Figure 2: Macromodel (above) of a cell-scaffold construct and micromodel (right) of a single cell and its neighborhood.

It has been well-established that mechanical loading regulates the anabolic and catabolic metabolism of cells. In particular, anabolic mechanisms are of vital importance for tissue engineering. Within this context, cells seeded and cultured in appropriate constructs have to be stimulated to produce and structure contents of the extracellular tissue matrix.

An incorporated stochastic "tissue growth function" helps to determine the time course as well as the spatial distribution of matrix development.

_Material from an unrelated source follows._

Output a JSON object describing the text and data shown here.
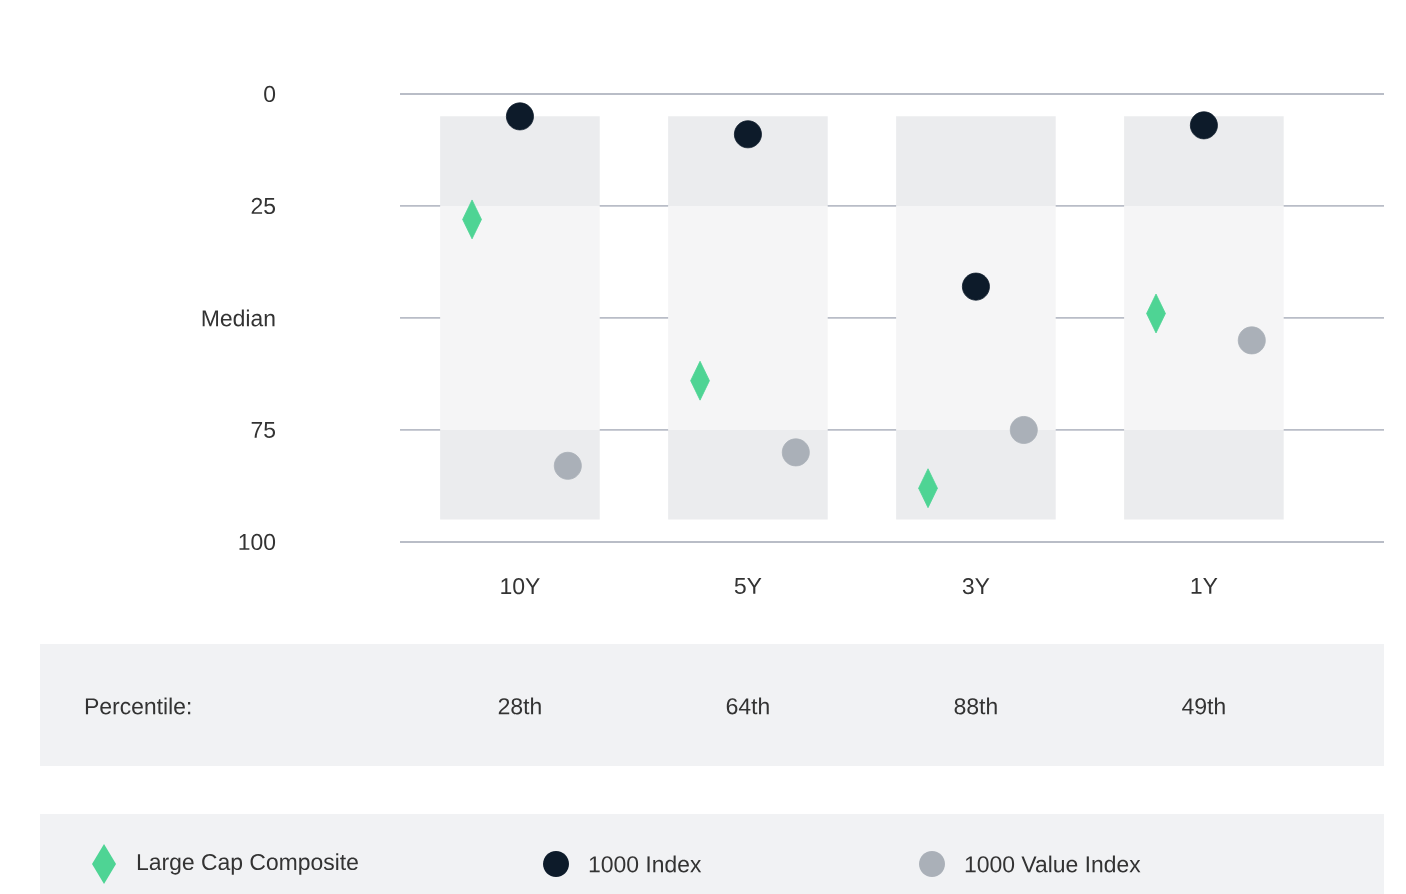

Since the identification and control of mechanical stimuli driving biological activities represent the crucial link between the experimental and the numerical approach, a coupled experimental-numerical procedure to simulate the spatial distribution (localization) of biological activities has been developed. Once fine tuned, the procedure can be used to reduce the nearly infinite number of combinations of possible loading-scaffold- cell-growth factor to a reasonable set of the most promising conditions that can be evaluated experimentally.